Beyrut’ta düzenlenen Arap Ulusal Kongresi’nin 34. Oturumu’nda katılımcılar, İsrail işgaline ve bölgedeki yayılmacı projelere karşı direnişin önemini vurguladılar. 250’den fazla Arap şahsiyetin katıldığı kongrede, ümmeti bölme girişimlerinin reddedildiği ve silahın ümmeti koruma rolünün altı çizildi.
Ma’an Bashour, direniş fikrinin ümmetin yükselişini güvence altına almanın temel unsuru olduğunu belirtti. Hamdeen Sabahi ise, ümmetin kazandığını ve Filistin’in kurtuluş gününün yaklaştığını ifade etti. Ayrıca, gelecek savaşta kalem, ses ve görüntünün rolünün silah kadar önemli olacağını vurguladı.

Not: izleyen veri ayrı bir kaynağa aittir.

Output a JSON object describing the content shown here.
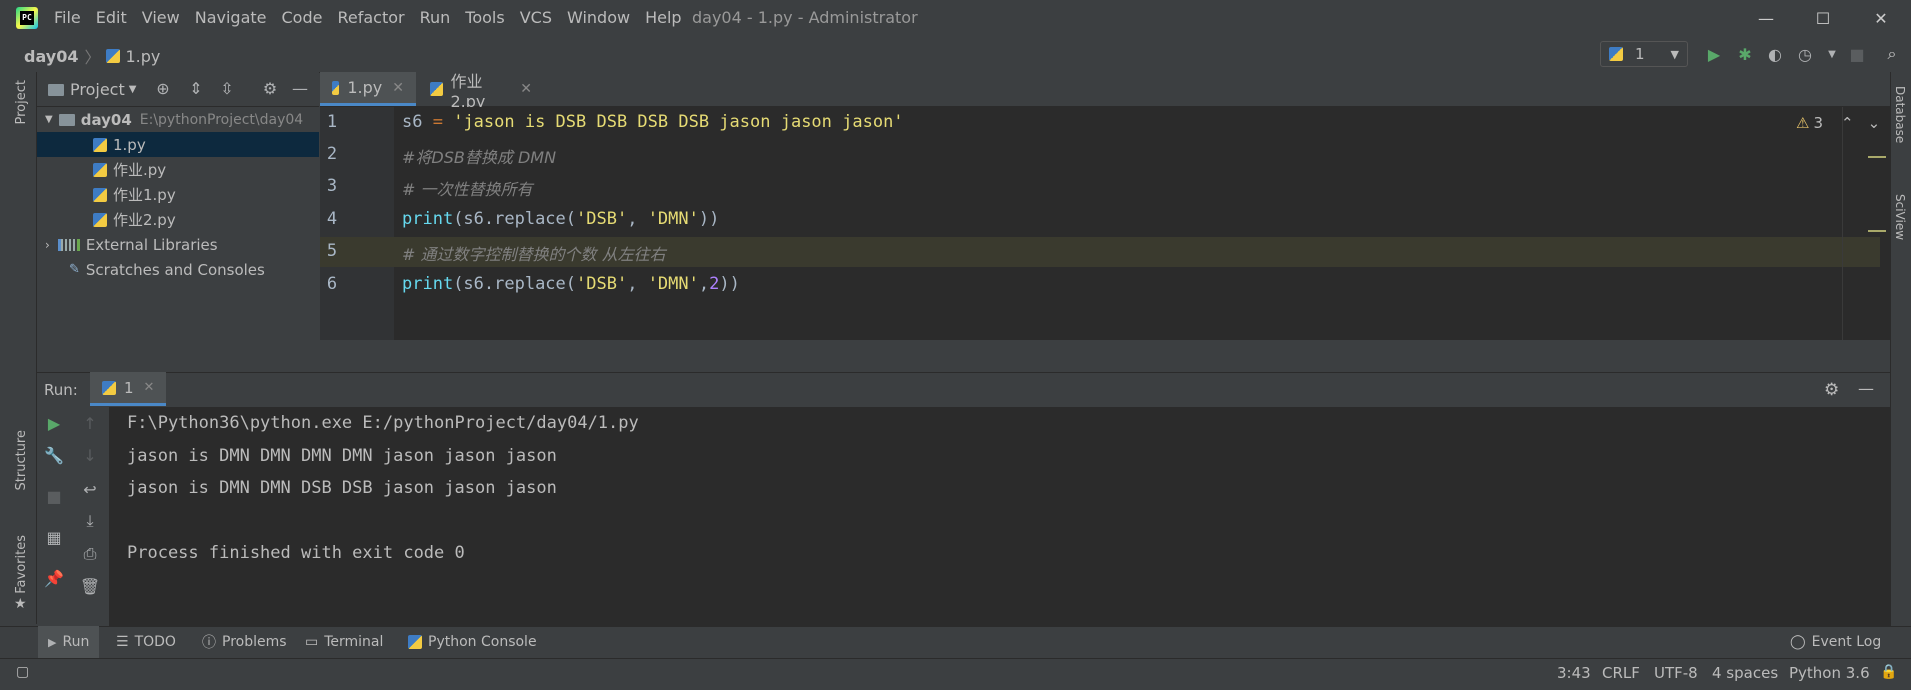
{
  "window": {
    "title": "day04 - 1.py - Administrator",
    "menu": [
      "File",
      "Edit",
      "View",
      "Navigate",
      "Code",
      "Refactor",
      "Run",
      "Tools",
      "VCS",
      "Window",
      "Help"
    ],
    "minimize": "—",
    "maximize": "☐",
    "close": "✕"
  },
  "navbar": {
    "project": "day04",
    "file": "1.py",
    "run_config": "1"
  },
  "project_panel": {
    "title": "Project",
    "root_name": "day04",
    "root_path": "E:\\pythonProject\\day04",
    "files": [
      "1.py",
      "作业.py",
      "作业1.py",
      "作业2.py"
    ],
    "external": "External Libraries",
    "scratches": "Scratches and Consoles"
  },
  "editor": {
    "tabs": [
      "1.py",
      "作业2.py"
    ],
    "warnings": "3",
    "line_numbers": [
      "1",
      "2",
      "3",
      "4",
      "5",
      "6"
    ],
    "lines": {
      "l1_var": "s6",
      "l1_eq": " = ",
      "l1_str": "'jason is DSB DSB DSB DSB jason jason jason'",
      "l2": "#将DSB替换成 DMN",
      "l3": "# 一次性替换所有",
      "l4_fn": "print",
      "l4_rest": "(s6.replace(",
      "l4_a": "'DSB'",
      "l4_comma": ", ",
      "l4_b": "'DMN'",
      "l4_end": "))",
      "l5": "# 通过数字控制替换的个数 从左往右",
      "l6_fn": "print",
      "l6_rest": "(s6.replace(",
      "l6_a": "'DSB'",
      "l6_comma": ", ",
      "l6_b": "'DMN'",
      "l6_sep": ",",
      "l6_num": "2",
      "l6_end": "))"
    }
  },
  "run_panel": {
    "label": "Run:",
    "tab": "1",
    "output": [
      "F:\\Python36\\python.exe E:/pythonProject/day04/1.py",
      "jason is DMN DMN DMN DMN jason jason jason",
      "jason is DMN DMN DSB DSB jason jason jason",
      "",
      "Process finished with exit code 0"
    ]
  },
  "side_labels": {
    "project": "Project",
    "structure": "Structure",
    "favorites": "Favorites",
    "database": "Database",
    "sciview": "SciView"
  },
  "bottom_tabs": [
    "Run",
    "TODO",
    "Problems",
    "Terminal",
    "Python Console"
  ],
  "event_log": "Event Log",
  "status": {
    "position": "3:43",
    "line_sep": "CRLF",
    "encoding": "UTF-8",
    "indent": "4 spaces",
    "interpreter": "Python 3.6"
  },
  "colors": {
    "accent": "#4a88c7",
    "bg_editor": "#2b2b2b",
    "bg_panel": "#3c3f41"
  }
}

Khalil Al-Hayya, “Aksa Tufanı”nın Filistin meselesini silme girişimlerine bir yanıt olduğunu belirtti. Ziyad Al-Nakhala, direnişin tüm gruplarının saldırganlığa karşı tek bir el olduğunu ifade etti. Jameel Mezher, Filistin halkı üzerindeki vesayet planlarının reddedilmesi çağrısında bulundu.
Ammar Al-Moussawi, Gazze’nin yanında destek savaşına inançla girdiklerini ve direnişi korumayı teyit ettiklerini söyledi. Sayyid Abdul-Malik Al-Husi, destek cephelerinin rolünün belirgin olduğunu ve Yemen’in Gazze’yi destekleme konusundaki katkılarını açıkladı.
Şeyh Jawad Al-Khalesi, ABD’nin bu savaşta temel düşman olduğunu ifade etti. Georges Ibrahim Abdallah, kongrenin toplanmasının bölgedeki emperyalist komplolara karşı bir dayanıklılık eylemi olduğunu belirtti. Ghassan Ben Jeddou, bağlı medyanın son iki yılda direndiğini vurguladı. Lina Al-Tebbal, direniş için birleşik bir Arap projesine ihtiyaç duyulduğunu ifade etti.